2020-10-16 Thread Paul Kosinski via bind-users
With regard to using chroot, hasn't named/BIND long had the "-u" (user)
and "-t" (directory) options to accomplish the same thing more easily?


On Fri, 16 Oct 2020 12:47:35 -0500
Chuck Aurora  wrote:

> /me catching up on earlier parts of this thread,
> 
> On 2020-10-15 11:42, alcol alcol wrote:
> > A DNS server can exist if you follow NIC instractions.
> >  Mainly have you a leased line ever on? primary DNS can't be down or
> > NIC could down your domain.
> >  Then you have to install and configure it.
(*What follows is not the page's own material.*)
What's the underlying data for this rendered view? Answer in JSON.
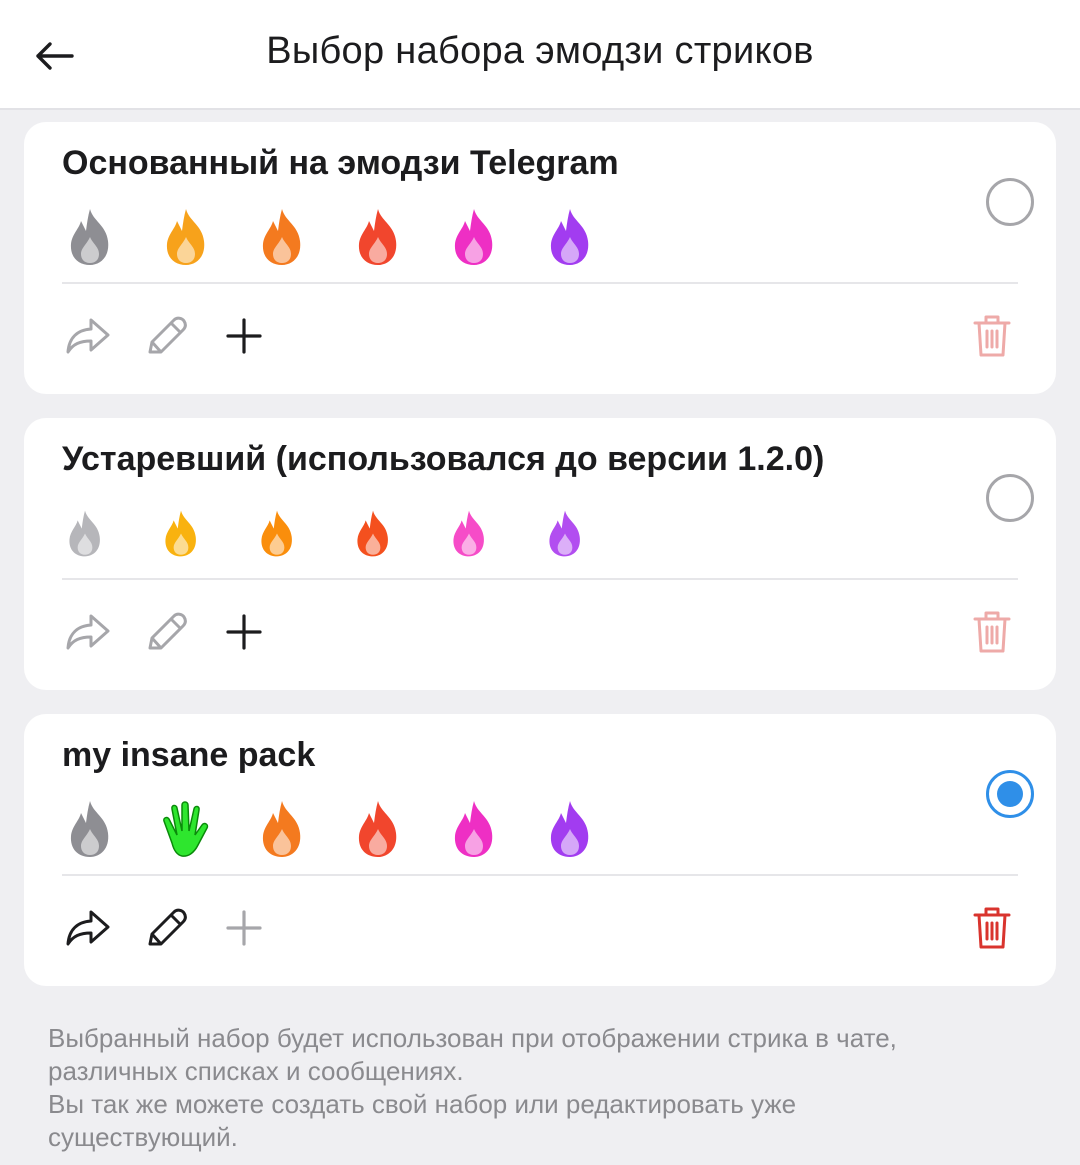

Better a fedora core , and  
> 
> I'm not sure what all that means (language barrier, perhaps), but I
> have some gripes with what I do understand.
> 
> First, re: Fedora, no one distro/OS can truly claim to be best.  The
> best advice to a beginner is to choose one and to learn it very well.
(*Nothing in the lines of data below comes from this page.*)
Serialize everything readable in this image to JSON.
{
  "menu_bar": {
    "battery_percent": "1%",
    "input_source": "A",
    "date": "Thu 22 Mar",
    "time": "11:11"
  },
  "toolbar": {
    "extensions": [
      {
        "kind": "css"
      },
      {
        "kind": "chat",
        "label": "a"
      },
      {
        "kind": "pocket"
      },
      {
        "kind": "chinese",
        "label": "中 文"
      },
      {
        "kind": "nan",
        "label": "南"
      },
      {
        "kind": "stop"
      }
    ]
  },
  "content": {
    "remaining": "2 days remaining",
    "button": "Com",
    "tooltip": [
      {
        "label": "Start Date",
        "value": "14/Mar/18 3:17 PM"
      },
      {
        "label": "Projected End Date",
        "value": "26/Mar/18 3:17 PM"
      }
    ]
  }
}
> Fedora can be a good choice, as can other GNU/Linux distros, as also
> can be various *BSD flavors.  The point is: it depends what the user
> is comfortable to manage.
> 
> > CHROOT, DNS is one of the services more targeted to enter inside a
> > system.  
> 
> False.  A chroot is a fine idea if you know how to set it up and to
> maintain it, but it is certainly not a requirement for a beginner.  A
> beginner in BIND (as in anything else) will do best by starting simple
> and building on what is learned.
> 
> Also, while DNS is indeed a target of abuse, I honestly cannot recall
> a single exploit of BIND 9 that would lead to system penetration.  It
> is true that BIND's named has had more than its share of security
> issues and bugs, but TTBOMK all of these have been crashes, causing
> only denial of service.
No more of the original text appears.